A partir dos Concílios de Lyon, Florença e de Trento, a Igreja definiu o Purgatório como um dogma de fé. Através de uma longa discussão e dos pensamentos dos Santos Padres da Igreja, chegou-se à conclusão de que o Purgatório não é um “lugar”, mas uma “situação de purificação”, ou seja, “uma situação espiritual”. Também não se pode enxergar o Purgatório como uma vingança, castigo ou algo do tipo, mas como sinal da misericórdia de Deus, que deseja que todos sejam salvos (1Tm 2,4).

Desde o início da Patrística, os Padres da Igreja confiavam na existência do Purgatório como um “estágio de purificação” para contemplar a face de Deus. O grande santo da Igreja, Irineu de Lião, em sua obra Contra as heresias, afirma que o único sofrimento que existe no Purgatório é a ausência de uma comunhão plena na visão total de Deus.

Ao longo do tempo, muito se tem discutido sobre Juízo Particular e Juízo Final. O principal conceito que temos sobre esse assunto é extraído do Catecismo da Igreja Católica, no qual, sobre o Juízo Particular, ensina: “Cada homem recebe em sua alma imortal a retribuição eterna a partir do momento da morte, num Juízo Particular que coloca a sua vida em relação a vida de Cristo” (CIC, n. 1021-1022).

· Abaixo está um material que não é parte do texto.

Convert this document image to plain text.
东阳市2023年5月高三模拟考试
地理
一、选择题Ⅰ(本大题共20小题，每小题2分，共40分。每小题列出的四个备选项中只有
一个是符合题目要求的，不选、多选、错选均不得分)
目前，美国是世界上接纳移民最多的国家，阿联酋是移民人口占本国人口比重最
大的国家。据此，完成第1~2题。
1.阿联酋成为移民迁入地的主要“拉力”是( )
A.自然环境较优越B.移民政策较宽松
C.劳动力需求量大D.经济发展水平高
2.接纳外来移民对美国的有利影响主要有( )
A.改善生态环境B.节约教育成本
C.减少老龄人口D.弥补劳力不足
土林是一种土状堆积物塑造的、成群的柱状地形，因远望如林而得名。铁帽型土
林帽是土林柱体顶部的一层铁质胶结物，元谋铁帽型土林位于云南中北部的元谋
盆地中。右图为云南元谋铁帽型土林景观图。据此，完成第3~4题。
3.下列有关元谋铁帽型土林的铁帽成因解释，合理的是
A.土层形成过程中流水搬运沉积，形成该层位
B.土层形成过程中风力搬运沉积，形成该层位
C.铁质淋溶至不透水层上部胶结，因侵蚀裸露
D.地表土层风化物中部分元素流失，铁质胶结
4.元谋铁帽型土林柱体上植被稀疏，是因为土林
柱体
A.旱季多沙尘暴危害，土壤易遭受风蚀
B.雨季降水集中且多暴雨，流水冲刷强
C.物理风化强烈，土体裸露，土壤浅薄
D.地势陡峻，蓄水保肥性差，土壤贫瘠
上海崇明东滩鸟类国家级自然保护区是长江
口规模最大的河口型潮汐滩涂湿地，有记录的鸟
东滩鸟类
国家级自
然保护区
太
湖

Sobre o Juízo Universal ou Final, o Catecismo da Igreja Católica, no parágrafo 1040, afirma: “O Juízo Final acontecerá por ocasião da volta gloriosa de Cristo”. Percebemos que há uma diferença entre Juízo Particular e Juízo Final, pois, enquanto o Particular é só a pessoa com Deus, o Juízo Final é uma reunião com todas as criaturas, em que conhecerão todas as injustiças cometidas por elas no mundo. É por isso que Irineu de Lião define o Juízo Universal como um “momento de discernimento da conduta humana”.

O ponto alto da nossa fé é a Ressurreição e esta não pode ser entendida como mera reanimação de cadáver, que depois volta a morte, tampouco deve ser confundida com reencarnação. A Ressurreição deve ser entendida como uma passagem desta vida para uma vida plena e ela não acontece pela metade, mas acontece por completo, a partir daquilo que somos: corpo, alma e espírito.

São Boaventura nos traz uma certeza sobre a Ressurreição, ao afirmar que a Ressurreição é para todos os que forem salvos no Juízo, sendo que ressuscitarão na medida da plenitude de Cristo. Todos os corpos ressuscitarão, tanto dos bons quanto dos maus em sua identidade numérica. Os defeitos corporais dos justos serão corrigidos. 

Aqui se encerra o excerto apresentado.